Polish Professor Tried for Revisionism
ThoughtCrime: 11/16/99
“Thoughtcrime does not entail death: thoughtcrime IS death.”
George Orwell
A professor of history was put on trial for having written a book that calls into question the theory that the Nazis had developed a systematic plan to exterminate the Jews of Europe. Dariusz Ratajczak, 37, argued that he was innocent. He claims that his book merely summarizes the opinions of revisionist historians. Ratajczak notes that his own views are not necessarily in line with all of those presented in his aptly named book, Dangerous Themes.
In yet another example of the pervasiveness of thought crimes legislation throughout Europe, prosecutors have accused Ratajczak of violating a law banning public denial of Nazi crimes. If convicted, he faces up to three years in prison.
Ratajczak announced “Historical revisionism is a historical and social fact,” in his opening statement to the court. Ratajczak asserts in his book that gas chambers at Nazi concentration camps were used for delousing and not for mass murder. Ratajczak was also dragged into court for estimating that 3 million Jews died in the Holocaust and not 6 million.

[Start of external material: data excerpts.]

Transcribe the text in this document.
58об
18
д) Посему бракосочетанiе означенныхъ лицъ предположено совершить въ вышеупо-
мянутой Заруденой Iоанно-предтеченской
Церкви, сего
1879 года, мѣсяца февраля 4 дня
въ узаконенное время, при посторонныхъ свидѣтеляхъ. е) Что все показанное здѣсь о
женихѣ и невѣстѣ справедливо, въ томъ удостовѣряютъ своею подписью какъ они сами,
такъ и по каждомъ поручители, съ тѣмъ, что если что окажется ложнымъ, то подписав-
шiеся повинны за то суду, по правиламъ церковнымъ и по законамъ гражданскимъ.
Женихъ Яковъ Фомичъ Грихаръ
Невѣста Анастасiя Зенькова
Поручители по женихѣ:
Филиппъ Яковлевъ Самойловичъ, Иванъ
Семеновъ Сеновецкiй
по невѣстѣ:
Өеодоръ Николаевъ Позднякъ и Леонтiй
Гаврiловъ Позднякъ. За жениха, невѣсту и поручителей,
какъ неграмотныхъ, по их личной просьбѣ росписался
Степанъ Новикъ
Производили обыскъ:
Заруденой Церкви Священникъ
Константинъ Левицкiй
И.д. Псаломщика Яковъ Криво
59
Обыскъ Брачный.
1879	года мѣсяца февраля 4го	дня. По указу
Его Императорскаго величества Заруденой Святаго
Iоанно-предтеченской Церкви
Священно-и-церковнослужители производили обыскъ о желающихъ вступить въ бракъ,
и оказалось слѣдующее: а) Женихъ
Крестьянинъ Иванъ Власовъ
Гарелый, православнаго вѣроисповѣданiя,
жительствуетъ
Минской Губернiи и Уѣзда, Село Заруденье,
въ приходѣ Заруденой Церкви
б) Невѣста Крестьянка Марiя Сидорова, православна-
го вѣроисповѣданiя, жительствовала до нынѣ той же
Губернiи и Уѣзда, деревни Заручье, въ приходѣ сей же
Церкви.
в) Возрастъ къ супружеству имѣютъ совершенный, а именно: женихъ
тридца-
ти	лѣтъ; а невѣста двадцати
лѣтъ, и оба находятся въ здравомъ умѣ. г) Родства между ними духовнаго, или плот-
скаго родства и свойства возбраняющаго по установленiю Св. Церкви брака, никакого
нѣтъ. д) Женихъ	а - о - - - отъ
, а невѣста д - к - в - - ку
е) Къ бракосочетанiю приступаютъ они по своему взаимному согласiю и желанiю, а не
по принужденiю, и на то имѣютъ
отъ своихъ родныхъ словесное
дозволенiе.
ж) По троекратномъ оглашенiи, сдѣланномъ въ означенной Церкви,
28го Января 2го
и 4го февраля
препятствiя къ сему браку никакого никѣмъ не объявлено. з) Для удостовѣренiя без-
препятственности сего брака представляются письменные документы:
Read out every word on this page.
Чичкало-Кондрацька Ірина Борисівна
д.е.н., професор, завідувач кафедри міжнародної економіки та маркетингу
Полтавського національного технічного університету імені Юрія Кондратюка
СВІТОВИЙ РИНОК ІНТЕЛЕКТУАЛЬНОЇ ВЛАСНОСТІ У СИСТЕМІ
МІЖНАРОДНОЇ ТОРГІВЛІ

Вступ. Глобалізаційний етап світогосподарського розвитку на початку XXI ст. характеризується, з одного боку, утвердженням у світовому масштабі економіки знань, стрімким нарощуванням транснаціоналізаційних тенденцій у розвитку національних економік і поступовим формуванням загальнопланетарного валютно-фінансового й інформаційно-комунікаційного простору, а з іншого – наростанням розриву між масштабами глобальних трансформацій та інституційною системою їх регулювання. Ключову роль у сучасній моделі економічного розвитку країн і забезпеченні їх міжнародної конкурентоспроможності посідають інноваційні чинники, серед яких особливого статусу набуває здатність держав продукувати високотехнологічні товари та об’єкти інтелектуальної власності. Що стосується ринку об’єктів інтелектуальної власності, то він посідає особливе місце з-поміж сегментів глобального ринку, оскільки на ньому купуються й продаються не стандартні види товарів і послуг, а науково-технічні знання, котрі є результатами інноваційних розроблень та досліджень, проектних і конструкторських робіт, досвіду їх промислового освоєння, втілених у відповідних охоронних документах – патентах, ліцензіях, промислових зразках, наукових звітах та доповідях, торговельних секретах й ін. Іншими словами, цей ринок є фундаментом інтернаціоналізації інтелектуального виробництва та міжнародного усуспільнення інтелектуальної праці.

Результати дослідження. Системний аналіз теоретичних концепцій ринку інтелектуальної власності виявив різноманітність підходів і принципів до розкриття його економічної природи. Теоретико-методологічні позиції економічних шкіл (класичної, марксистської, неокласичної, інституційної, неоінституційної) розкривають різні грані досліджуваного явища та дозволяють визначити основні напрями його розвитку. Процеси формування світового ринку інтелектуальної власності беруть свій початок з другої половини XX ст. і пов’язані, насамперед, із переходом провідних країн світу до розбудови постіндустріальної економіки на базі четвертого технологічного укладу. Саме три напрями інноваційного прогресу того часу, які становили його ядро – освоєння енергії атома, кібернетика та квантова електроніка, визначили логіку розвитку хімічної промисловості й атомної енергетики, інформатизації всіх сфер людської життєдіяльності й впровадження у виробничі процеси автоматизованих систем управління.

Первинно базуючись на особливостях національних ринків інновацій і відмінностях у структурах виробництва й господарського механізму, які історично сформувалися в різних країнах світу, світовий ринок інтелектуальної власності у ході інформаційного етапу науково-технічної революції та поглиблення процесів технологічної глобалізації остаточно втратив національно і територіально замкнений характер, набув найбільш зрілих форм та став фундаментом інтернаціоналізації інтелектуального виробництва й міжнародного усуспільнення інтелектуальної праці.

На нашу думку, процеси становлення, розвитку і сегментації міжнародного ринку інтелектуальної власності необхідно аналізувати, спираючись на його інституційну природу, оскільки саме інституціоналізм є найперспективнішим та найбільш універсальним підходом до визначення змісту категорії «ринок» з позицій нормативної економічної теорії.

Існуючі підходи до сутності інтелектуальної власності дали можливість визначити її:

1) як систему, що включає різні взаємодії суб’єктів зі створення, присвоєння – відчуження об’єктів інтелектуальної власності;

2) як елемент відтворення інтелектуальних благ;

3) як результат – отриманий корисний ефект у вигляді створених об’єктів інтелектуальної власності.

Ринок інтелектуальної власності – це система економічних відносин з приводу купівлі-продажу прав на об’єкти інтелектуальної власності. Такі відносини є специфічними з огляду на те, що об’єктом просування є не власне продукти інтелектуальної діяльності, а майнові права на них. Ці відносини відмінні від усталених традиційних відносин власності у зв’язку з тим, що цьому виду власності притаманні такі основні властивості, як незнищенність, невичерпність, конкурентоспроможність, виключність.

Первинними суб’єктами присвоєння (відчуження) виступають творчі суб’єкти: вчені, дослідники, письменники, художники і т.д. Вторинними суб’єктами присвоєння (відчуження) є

According to excerpts reprinted in newspapers, the book calls testimony from eyewitnesses “useless” and describes researchers of Nazi crimes as “followers of the religion of Holocaust” who impose on others “a false image of the past.”
Ratajczak himself is today being treated as a heretic. For daring to question the Holocaust orthodoxy, Ratajczak was suspended from his position at the Historical Institute of the University of Opole after a commission investigating Nazi crimes in Poland complained to prosecutors about his book.